Two distinct approaches to SNA arose from two distinct historical traditions. The sociocentric (whole) network approach comes from sociology and was heavily influenced by the work of Georg Simmel. Sociocentric network analysis involves the quantification of relationships between people within a defined group—a classroom of children, a board of directors, the residents of a village or town, the trading partners in a bloc of nations. By representing relationships as numbers, many powerful mathematical and statistical analyses can be applied. Sociocentric network analysis begins with the assumption that members of a group interact more than would a randomly selected group of similar size. The focus is on measuring the structural patterns of those interactions and how those patterns explain outcomes, like the concentration of power or other resources, within the group. Sociocentric network analysts are interested in identifying structural patterns in cases that can be generalized, and in this sense they are like physicists or economists who are interested in modeling behavior.

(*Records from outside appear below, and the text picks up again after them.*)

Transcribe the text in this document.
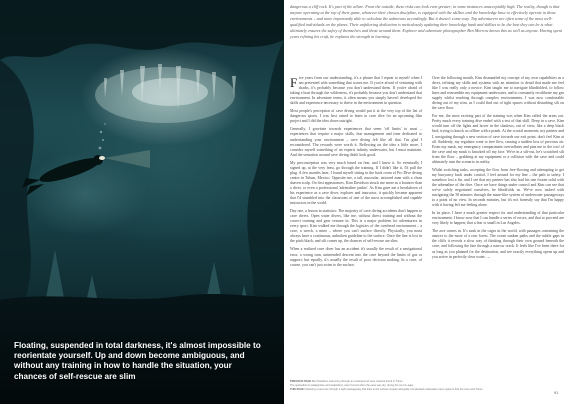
Floating, suspended in total darkness, it's almost impossible to reorientate yourself. Up and down become ambiguous, and without any training in how to handle the situation, your chances of self-rescue are slim

dangerous a cliff rock. It's part of the allure. From the outside, these risks can look even greater; in some instances unacceptably high. The reality, though is that anyone operating at the top of their game, whatever their chosen discipline, is equipped with the skillset and the knowledge base to effectively operate in those environments – and more importantly able to calculate the unknowns accordingly. But it doesn't come easy. Top adventurers are often some of the most well-qualified individuals on the planet. Their unfaltering dedication is meticulously updating their knowledge bank and skillset to be the best they can be is what ultimately ensures the safety of themselves and those around them. Explorer and adventure photographer Ben Morrow knows this as well as anyone. Having spent years refining his craft, he explains the strength in learning.

Five years from our understanding, it's a phrase that I repeat to myself when I am presented with something that scares me. If you're afraid of venturing with sharks, it's probably because you don't understand them. If you're afraid of taking a boat through the wilderness, it's probably because you don't understand that environment. In adventure terms, it often means you simply haven't developed the skills and experience necessary to thrive in the environment in question.

Most people's perception of cave diving would put it at the very top of the list of dangerous sports. I was first raised to learn to cave dive for an upcoming film project and I did the idea down outright.

Generally, I gravitate towards experiences that seem 'off limits' to most – experiences that require a major skills, fear management and time dedicated to understanding your environment – cave diving felt like all that. I'm glad I reconsidered. The rewards were worth it. Reflecting on the idea a little more, I consider myself something of an experts infinity underwater, but I must maintain. And the sensation around cave diving didn't look good.

My preconception was very much based on fear, and I knew it. So eventually I signed up, at the very least, go through the training. If I didn't like it, I'd pull the plug. A few months later, I found myself sitting in the back room of Pro Dive diving centre in Tulum, Mexico. Opposite me, a tall, muscular, tattooed man with a clean shaven scalp. On first appearances, Kim Davidson struck me more as a bouncer than a diver, or even a professional 'adrenaline junkie'. As Kim gave me a breakdown of his experience as a cave diver, explorer and instructor, it quickly became apparent that I'd stumbled into the classroom of one of the most accomplished and capable instructors in the world.

Day one, a lesson in statistics: The majority of cave diving accidents don't happen to cave divers. Open water divers, like me, without direct training and without the correct training and gear venture in. This is a major problem for adventurers in every sport. Kim walked me through the logistics of the overhead environment – a cave, a wreck, a mine – where you can't surface directly. Physically, you must always have a continuous, unbroken guideline to the surface. Once the line is lost in the pitch black, and silt comes up, the chances of self-rescue are slim.

When a realised cave diver has an accident it's usually the result of a navigational error, a wrong turn, unintended descent into the cave beyond the limits of gas or support; but equally, it's usually the result of poor decision making. In a cave, of course, you can't just swim to the surface.

Over the following month, Kim dismantled my concept of my own capabilities as a diver, refining my skills and systems with an attention to detail that made me feel like I was really only a novice. Kim taught me to navigate blindfolded, to follow lines and reassemble my equipment underwater, and to constantly recalibrate my gas supply whilst reaching through complex environments. I was now comfortable diving out of my trim, as I could find out of tight spaces without disturbing silt on the cave floor.

For me, the most exciting part of the training was when Kim called the areas out. Pretty much every training dive ended with a test of that skill. Deep in a cave, Kim would turn off the lights and hover in the shadows, out of view, like a deep black bird, trying to knock us offline with a prank. At the crucial moments, my partner and I, navigating through a new section of cave towards our exit point, don't feel Kim at all. Suddenly, my regulator went to free flow, causing a sudden loss of precious air. From my mask, my emergency compartment overinflates and pins me to the roof of the cave and my mask is knocked off my face. We're in a silt-out, he's scratched silt from the floor – grabbing at my equipment or a collision with the cave and could ultimately ruin the scenario in reality.

Whilst switching tasks, accepting the flow from free-flowing and attempting to get my buoyancy back under control, I feel around for my line – the path to safety. I somehow lost a fin, and I see that my partner has also had his one frozen solid with the adrenaline of the dive. Once we have things under control and Kim can see that we've safely negotiated ourselves, he blindfolds us. We've now tasked with navigating the 50 minutes through the maze-like system of underwater passageways to a point of no view. In seconds minutes, but it's not honestly say that I'm happy with it having left me feeling alone.

In its place, I have a much greater respect for and understanding of that particular environment. I know now that I can handle a series of errors, and that to proceed are very likely to happen; that a fear is small in Las Angeles.

The awe comes in. It's sunk in the cages in the world, with passages containing the answer to the more of a rear forest. The ocean sunken paths and the subtle gaps in the cliffs it reveals a slow way of thinking through their own ground beneath the cave, and following the line through a narrow crack. It feels like I've been there for as long as you planned for the destination, and see exactly everything opens up and you arrive in perfectly clear water. →

PREVIOUS PAGE Ben Davidson swimming through an underground cave network found in Tulum
The speleothems (stalagmites and stalactites), were formed when the cave was dry, during the Ice Ice ages
THIS PAGE Following a cave line through a tight passageway that links to the surface reveals alongside complicated underwater cave systems that the ones and Tulum
91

The egocentric (personal) network approach arose from anthropology and traces its roots to A. R. Rad-cliffe-Brown, among others. This form of SNA is almost always about people rather than about groups. An egocentric network comprises the people (what social network experts call alters) that a person (referred to as ego) knows. An egocentric network thus may have as its members spouses, children, cousins, coworkers, church members, book club members, or just plain friends. The personal network of an elementary school teacher may contain her husband, her son and daughter, all of their friends and relatives, her own friends and relatives, her coworkers, students, parents of students, and members of her church. But she may have more family relations than, for example, the chief executive officer of a large company, who has less time to maintain those relationships.

Egocentric SNA is concerned with making generalizations about the features of personal networks that explain such things as longevity, consumer and voting behavior, coping with difficult life situations, economic success or failure, and so on. With its focus on individuals, the egocentric network approach has been more germane to studies of community than the sociocentric network approach. It is also possible to treat organizations, classrooms, communities, or even nations as the ego in an egocentric network study.

Historical Development

The roots of social network analysis are to be found in the work of German sociologists at the turn of the twentieth century. While other theorists focused on describing social phenomena such as war, economics, and religion, Georg Simmel and others sought to construct a theory that explained how these social phenomena came about. Simmel's writing on the fundamental difference between the interactions in dyads (two people) and triads (three people), together with his notion of urban systems being composed of intersecting networks and circles, was the basis for his “formal sociology,” the precursor to social network analysis.